Gilvânia Araújo: Com certeza! Lúcia não é só uma história bonita, ela tem uma força silenciosa que vai ficando com a gente. Durante as gravações, teve uma cena, em especial, com as crianças da comunidade, em que a escuta e o olhar eram mais importantes que qualquer fala. Ali eu senti, de um jeito muito profundo, o que é realmente estar presente para o outro. Outro ponto: a conexão da Lúcia com a criança autista foi especialmente marcante para mim. Na história, ele não tinha mãe, e a professora vai, aos poucos, se tornando essa figura de referência, essa presença feminina tão necessária na vida dele. Em vários momentos eles extrapolavam e deixavam de ser apenas professora e aluno, tornando-se um vínculo maior. Como uma mãe, mesmo. Isso me tocou profundamente…

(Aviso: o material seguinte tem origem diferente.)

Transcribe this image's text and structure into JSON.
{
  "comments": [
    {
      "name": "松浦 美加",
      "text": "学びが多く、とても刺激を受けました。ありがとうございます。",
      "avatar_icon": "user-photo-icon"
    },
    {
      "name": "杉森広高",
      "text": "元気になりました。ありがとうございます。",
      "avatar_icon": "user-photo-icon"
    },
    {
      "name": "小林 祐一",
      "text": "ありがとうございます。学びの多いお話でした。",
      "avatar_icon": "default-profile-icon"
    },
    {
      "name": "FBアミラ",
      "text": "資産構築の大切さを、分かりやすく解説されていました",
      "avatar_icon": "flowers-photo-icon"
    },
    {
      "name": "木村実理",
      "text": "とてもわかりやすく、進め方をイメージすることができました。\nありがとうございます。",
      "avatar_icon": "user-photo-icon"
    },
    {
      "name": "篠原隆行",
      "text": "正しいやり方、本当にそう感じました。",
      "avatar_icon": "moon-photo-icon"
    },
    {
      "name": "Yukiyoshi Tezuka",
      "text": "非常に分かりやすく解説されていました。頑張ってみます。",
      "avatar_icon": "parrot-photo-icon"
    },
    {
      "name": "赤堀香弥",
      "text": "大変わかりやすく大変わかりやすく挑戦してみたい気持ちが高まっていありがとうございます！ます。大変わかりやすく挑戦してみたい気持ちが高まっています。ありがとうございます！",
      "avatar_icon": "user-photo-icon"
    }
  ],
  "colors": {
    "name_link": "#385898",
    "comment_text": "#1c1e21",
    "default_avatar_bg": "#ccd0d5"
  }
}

Depois que o filme começou a ser exibido, vieram muitos relatos de pessoas que se viram na Lúcia, ou que lembraram de alguém marcante na vida delas — uma professora, uma mãe, uma vizinha. Isso me fez repensar o quanto a gente, mesmo nas pequenas ações do dia a dia, pode ser esse ponto de afeto e segurança na vida de alguém. O papel da Lúcia me ensinou sobre escuta, sobre calma, e sobre como, às vezes, transformar o mundo começa com um gesto simples. Foi uma virada de chave, mesmo.

Desde janeiro, Lúcia tem circulado por escolas e comunidades. Murilo, que tipo de resposta tem recebido desses públicos? Há alguma reação que tenha te marcado especialmente?

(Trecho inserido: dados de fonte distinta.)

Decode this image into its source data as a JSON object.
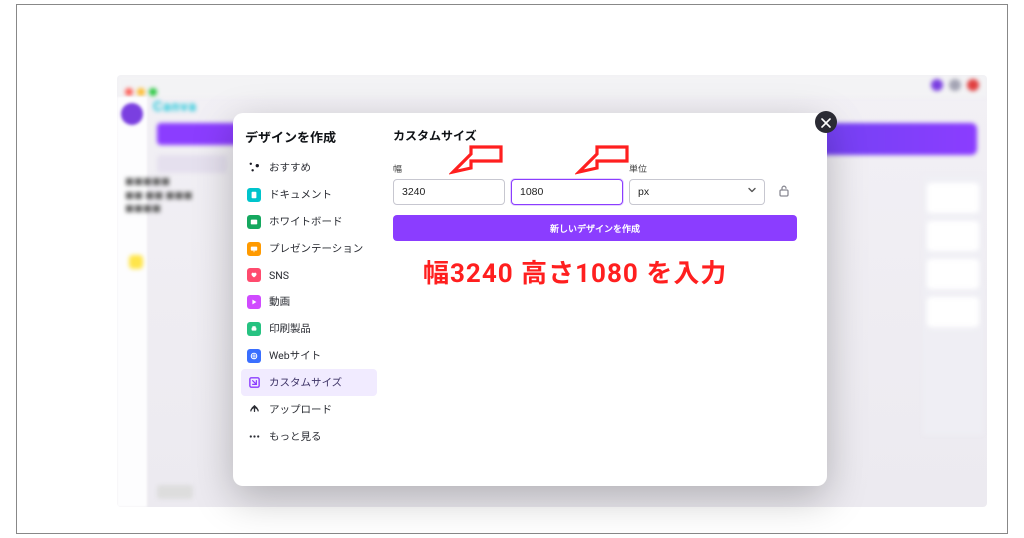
{
  "modal": {
    "title": "デザインを作成",
    "content_title": "カスタムサイズ",
    "sidebar": [
      {
        "icon": "sparkle-icon",
        "color": "#1a1a24",
        "label": "おすすめ"
      },
      {
        "icon": "document-icon",
        "color": "#00c4cc",
        "label": "ドキュメント"
      },
      {
        "icon": "whiteboard-icon",
        "color": "#15a85f",
        "label": "ホワイトボード"
      },
      {
        "icon": "presentation-icon",
        "color": "#ff9a00",
        "label": "プレゼンテーション"
      },
      {
        "icon": "sns-icon",
        "color": "#ff4b6e",
        "label": "SNS"
      },
      {
        "icon": "video-icon",
        "color": "#d04bff",
        "label": "動画"
      },
      {
        "icon": "print-icon",
        "color": "#26c281",
        "label": "印刷製品"
      },
      {
        "icon": "website-icon",
        "color": "#3a6fff",
        "label": "Webサイト"
      },
      {
        "icon": "customsize-icon",
        "color": "#8b3dff",
        "label": "カスタムサイズ",
        "selected": true
      },
      {
        "icon": "upload-icon",
        "color": "#2a2c33",
        "label": "アップロード"
      },
      {
        "icon": "more-icon",
        "color": "#2a2c33",
        "label": "もっと見る"
      }
    ],
    "fields": {
      "width_label": "幅",
      "width_value": "3240",
      "height_label": "",
      "height_value": "1080",
      "unit_label": "単位",
      "unit_value": "px"
    },
    "primary_button": "新しいデザインを作成"
  },
  "annotation": {
    "text": "幅3240 高さ1080 を入力"
  },
  "background": {
    "brand": "Canva"
  }
}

Murilo Santos: Desde a primeira exibição no cinema, no dia 29 de janeiro, a recepção ao filme tem nos surpreendido. Professoras saíram chorando do filme, e as crianças animadas. Nas escolas em que passamos exibindo gratuitamente Lúcia, alunos batem palmas ao final de cada sessão. E sempre nos perguntam: Quem é Lúcia? Quem é Marquinho? A verdade é que, mesmo com um filme de ficção, conseguimos mostrar um nordeste tão real que todos acham que é uma história baseada em fatos reais. Para além dos prêmios que ganhamos ou possamos ganhar, a recepção do público foi a nossa melhor recompensa. 

Vale, ainda, salientar o papel de toda a produção nessa jornada, pontuando o papel da nossa produtora Vanessa Karen como um ponto-chave para que essa história saísse do papel.

Gilvânia, o que esse reconhecimento em Xerém representa para a sua trajetória como atriz? Há novos projetos em vista?

Gilvânia Araújo: Não sou atriz, nunca pensei em ser. Entrei nesse projeto de forma muito espontânea, quase sem imaginar a proporção que tomaria. E, olha… foi uma das melhores experiências da minha vida. Me fez abrir um leque gigante de possibilidades, me enxergar de um jeito novo, mais confiante, mais sensível.

O reconhecimento em Xerém representa muito. É um carinho imenso, um sinal de que o que a gente viveu e construiu com tanta verdade chegou no coração das pessoas. Isso, para mim, já é um prêmio e tanto.

Sobre novos projetos… Deus que sabe! Mas estou aberta, sim. Confesso que amei atuar. Se outras histórias vierem, vou receber de braços abertos e com o coração preparado para viver tudo de novo. Mais do que prêmios, Lúcia evidencia um gesto coletivo: filmar com o que se tem, onde se vive, e para quem precisa ser visto. A história dessa professora, criada a muitas mãos e com os pés firmes no chão do semiárido, rompeu cercas simbólicas e geográficas. Gilvânia, Murilo e toda a equipe da Promissum Pictures mostram que o cinema feito no interior do Rio Grande do Norte também tem lugar no mapa da sensibilidade nacional.